Für die optischen Rechnungen stand Zeiss mit Ernst Abbe ein hervorragender Theoretiker zur Seite, der ab 1870 umfangreiche Formeln für hochwertige Objektive und Okulare lieferte. Die noch fehlenden optischen Glassorten für perfekte Linsen, die zum Beispiel keine Farbsäume mehr zeigten, entwickelte Otto Schott seit 1879 in systematischen Schmelzversuchen. Endlich war die Serienfertigung leistungsstarker Mikroskope in gleichbleibender Qualität möglich.

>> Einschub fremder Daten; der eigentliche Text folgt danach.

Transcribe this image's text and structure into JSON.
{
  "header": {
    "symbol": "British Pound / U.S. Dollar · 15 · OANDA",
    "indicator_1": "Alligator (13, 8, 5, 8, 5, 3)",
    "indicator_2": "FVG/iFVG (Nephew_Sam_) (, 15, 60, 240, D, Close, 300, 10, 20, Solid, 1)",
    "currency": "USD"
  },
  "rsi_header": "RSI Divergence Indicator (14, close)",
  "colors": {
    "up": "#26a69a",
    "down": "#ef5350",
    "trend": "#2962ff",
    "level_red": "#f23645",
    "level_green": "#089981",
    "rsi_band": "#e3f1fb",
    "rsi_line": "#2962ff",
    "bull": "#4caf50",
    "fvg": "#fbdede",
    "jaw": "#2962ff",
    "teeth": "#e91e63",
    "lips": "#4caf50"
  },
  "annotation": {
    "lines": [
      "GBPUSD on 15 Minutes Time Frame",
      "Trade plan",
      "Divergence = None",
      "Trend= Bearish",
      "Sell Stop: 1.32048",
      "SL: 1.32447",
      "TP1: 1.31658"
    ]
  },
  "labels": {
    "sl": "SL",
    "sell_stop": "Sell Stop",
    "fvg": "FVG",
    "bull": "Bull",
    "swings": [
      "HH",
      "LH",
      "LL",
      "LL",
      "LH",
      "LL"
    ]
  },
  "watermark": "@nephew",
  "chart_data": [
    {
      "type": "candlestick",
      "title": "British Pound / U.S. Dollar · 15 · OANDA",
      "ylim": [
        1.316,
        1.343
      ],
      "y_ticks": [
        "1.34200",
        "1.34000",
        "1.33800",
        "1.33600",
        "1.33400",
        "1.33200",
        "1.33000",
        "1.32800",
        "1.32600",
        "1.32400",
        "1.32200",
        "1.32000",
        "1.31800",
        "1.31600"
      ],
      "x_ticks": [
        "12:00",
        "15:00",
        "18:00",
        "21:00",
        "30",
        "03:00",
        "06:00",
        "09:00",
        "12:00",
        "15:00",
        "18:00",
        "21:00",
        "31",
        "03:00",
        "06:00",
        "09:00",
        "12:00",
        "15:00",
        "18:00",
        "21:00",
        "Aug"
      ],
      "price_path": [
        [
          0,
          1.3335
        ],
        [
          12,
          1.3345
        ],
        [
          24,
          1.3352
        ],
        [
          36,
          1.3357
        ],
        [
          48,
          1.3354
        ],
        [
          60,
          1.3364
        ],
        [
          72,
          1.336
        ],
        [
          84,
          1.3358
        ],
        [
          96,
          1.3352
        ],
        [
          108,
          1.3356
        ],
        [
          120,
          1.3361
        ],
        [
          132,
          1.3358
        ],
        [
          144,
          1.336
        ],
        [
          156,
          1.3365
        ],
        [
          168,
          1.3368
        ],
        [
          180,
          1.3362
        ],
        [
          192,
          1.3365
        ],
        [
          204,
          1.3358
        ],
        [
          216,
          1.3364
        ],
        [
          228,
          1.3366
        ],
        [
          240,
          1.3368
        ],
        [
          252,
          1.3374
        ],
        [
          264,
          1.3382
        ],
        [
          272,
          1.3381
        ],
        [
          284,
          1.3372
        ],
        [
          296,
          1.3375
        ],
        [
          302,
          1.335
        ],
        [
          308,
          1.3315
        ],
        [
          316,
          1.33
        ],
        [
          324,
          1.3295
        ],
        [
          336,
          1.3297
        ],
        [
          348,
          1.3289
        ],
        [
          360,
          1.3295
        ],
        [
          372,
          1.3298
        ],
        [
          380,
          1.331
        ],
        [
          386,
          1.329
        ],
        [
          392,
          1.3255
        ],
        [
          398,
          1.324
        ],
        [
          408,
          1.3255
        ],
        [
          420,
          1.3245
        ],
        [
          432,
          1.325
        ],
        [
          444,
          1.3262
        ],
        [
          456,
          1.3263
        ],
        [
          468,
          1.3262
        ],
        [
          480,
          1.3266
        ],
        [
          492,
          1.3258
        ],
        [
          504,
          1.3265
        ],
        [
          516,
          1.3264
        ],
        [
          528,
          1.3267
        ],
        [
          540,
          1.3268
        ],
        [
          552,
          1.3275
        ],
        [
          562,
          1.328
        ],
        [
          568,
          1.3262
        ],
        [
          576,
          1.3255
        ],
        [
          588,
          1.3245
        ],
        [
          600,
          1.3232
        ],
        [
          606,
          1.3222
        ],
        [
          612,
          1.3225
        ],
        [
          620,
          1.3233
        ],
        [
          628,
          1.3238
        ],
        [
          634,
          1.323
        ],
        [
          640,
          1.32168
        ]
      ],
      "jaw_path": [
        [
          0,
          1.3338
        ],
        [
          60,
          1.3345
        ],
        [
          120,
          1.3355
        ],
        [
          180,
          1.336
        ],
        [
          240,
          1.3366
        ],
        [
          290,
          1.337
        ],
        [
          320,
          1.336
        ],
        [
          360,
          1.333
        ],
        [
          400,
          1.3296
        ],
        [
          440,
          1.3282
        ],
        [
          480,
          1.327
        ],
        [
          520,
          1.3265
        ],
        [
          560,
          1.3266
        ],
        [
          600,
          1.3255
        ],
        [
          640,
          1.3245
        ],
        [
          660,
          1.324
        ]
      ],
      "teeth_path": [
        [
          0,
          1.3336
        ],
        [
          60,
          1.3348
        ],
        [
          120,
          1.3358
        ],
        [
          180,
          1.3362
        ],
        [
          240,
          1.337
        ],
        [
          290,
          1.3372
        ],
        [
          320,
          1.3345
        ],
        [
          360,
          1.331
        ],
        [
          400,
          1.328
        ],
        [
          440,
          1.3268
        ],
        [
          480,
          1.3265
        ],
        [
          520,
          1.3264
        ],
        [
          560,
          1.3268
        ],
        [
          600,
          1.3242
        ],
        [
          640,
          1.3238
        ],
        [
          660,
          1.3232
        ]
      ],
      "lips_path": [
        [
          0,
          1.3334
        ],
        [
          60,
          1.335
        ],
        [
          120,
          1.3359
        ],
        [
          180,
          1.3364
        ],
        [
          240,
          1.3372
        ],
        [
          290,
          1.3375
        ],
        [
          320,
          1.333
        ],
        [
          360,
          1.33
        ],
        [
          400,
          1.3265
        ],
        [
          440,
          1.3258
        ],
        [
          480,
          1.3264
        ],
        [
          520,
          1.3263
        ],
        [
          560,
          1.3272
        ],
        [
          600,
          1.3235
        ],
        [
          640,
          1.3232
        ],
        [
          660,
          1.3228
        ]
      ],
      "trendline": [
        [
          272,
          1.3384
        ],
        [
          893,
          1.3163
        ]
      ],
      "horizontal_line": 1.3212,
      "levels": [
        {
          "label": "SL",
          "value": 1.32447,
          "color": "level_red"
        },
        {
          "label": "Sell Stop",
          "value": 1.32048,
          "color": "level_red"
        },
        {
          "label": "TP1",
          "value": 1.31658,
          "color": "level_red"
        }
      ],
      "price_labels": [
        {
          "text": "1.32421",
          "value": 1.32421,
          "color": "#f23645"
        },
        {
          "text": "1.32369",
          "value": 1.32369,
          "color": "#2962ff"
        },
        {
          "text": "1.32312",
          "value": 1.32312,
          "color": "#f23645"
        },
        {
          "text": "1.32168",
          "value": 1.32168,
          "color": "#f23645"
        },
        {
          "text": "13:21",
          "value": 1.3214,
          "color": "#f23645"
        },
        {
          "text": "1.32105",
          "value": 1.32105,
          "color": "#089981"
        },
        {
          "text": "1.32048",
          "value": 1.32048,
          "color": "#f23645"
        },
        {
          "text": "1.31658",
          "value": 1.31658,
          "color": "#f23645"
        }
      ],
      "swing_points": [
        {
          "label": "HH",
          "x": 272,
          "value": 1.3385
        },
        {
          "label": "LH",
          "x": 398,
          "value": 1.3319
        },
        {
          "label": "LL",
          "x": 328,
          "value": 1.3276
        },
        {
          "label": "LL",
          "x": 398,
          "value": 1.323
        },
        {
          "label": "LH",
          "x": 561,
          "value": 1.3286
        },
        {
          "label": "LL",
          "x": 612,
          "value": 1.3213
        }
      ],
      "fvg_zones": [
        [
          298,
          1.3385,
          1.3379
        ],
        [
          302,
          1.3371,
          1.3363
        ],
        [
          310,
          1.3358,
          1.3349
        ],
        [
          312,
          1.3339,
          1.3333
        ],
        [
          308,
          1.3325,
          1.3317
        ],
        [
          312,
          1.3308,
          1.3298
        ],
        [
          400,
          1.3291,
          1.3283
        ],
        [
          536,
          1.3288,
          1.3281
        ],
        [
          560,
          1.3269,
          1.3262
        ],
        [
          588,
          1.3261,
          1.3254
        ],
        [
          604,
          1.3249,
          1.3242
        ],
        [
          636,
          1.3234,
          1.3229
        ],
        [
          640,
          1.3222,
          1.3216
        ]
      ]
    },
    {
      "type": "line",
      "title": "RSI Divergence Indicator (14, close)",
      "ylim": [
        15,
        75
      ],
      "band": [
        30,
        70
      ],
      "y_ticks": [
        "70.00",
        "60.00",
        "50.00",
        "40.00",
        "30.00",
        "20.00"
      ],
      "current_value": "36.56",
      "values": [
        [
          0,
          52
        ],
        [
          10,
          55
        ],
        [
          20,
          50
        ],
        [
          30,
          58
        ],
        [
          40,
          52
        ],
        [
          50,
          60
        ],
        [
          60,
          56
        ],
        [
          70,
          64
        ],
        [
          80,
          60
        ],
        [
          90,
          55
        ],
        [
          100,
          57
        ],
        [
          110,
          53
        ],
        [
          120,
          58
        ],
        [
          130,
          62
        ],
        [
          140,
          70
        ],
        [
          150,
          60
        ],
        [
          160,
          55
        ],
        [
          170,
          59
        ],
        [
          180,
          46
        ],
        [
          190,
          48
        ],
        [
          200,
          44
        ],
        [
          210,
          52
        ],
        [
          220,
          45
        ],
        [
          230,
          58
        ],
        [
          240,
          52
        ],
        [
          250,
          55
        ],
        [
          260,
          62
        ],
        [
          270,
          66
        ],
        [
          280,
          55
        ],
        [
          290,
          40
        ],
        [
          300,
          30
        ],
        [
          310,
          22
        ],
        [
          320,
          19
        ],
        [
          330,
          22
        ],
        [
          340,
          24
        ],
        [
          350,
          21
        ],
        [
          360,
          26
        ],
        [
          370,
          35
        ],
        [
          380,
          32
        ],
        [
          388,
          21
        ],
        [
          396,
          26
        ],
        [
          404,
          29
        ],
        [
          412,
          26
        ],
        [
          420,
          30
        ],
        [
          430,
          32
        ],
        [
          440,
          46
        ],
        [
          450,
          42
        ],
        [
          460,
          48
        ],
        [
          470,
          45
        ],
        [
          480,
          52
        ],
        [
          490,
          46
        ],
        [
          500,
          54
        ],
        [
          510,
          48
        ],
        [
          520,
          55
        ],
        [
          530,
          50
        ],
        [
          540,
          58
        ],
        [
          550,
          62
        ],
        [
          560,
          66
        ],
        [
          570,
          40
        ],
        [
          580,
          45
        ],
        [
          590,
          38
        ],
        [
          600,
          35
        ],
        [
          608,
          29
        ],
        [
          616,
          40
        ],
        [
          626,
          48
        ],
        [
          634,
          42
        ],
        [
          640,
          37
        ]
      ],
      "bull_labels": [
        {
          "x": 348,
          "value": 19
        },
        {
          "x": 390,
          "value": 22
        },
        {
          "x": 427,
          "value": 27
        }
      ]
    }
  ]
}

Wolfgang Wimmer:
"Und diese Zusammenarbeit von Handwerk, Industrie und Wissenschaft, das ist einer der wesentlichen Beiträge von Carl Zeiss zur Technikgeschichte.“
Als Carl Zeiss 72-jährig in Jena zu Grabe getragen wurde, würdigte Ernst Abbe die Beharrlichkeit seines Mentors bei der Einführung wissenschaftlicher Methodik in die optische Technik:
„Vollständiger Mißerfolg seines ersten Versuches dieser Art hat ihn nicht abgeschreckt, einige Jahre später das Gleiche nochmals zu unternehmen und nochmals jahrelange Mißerfolge, welche für seine damaligen Verhältnisse schwere Opfer bedeuteten, unentmuthigt hinzunehmen - bis er sein Ziel erreicht sah.“
Heute steht der Name Zeiss auf einer großen Zahl optischer Gerätschaften, von der Brille über medizintechnische Geräte bis zum Planetarium.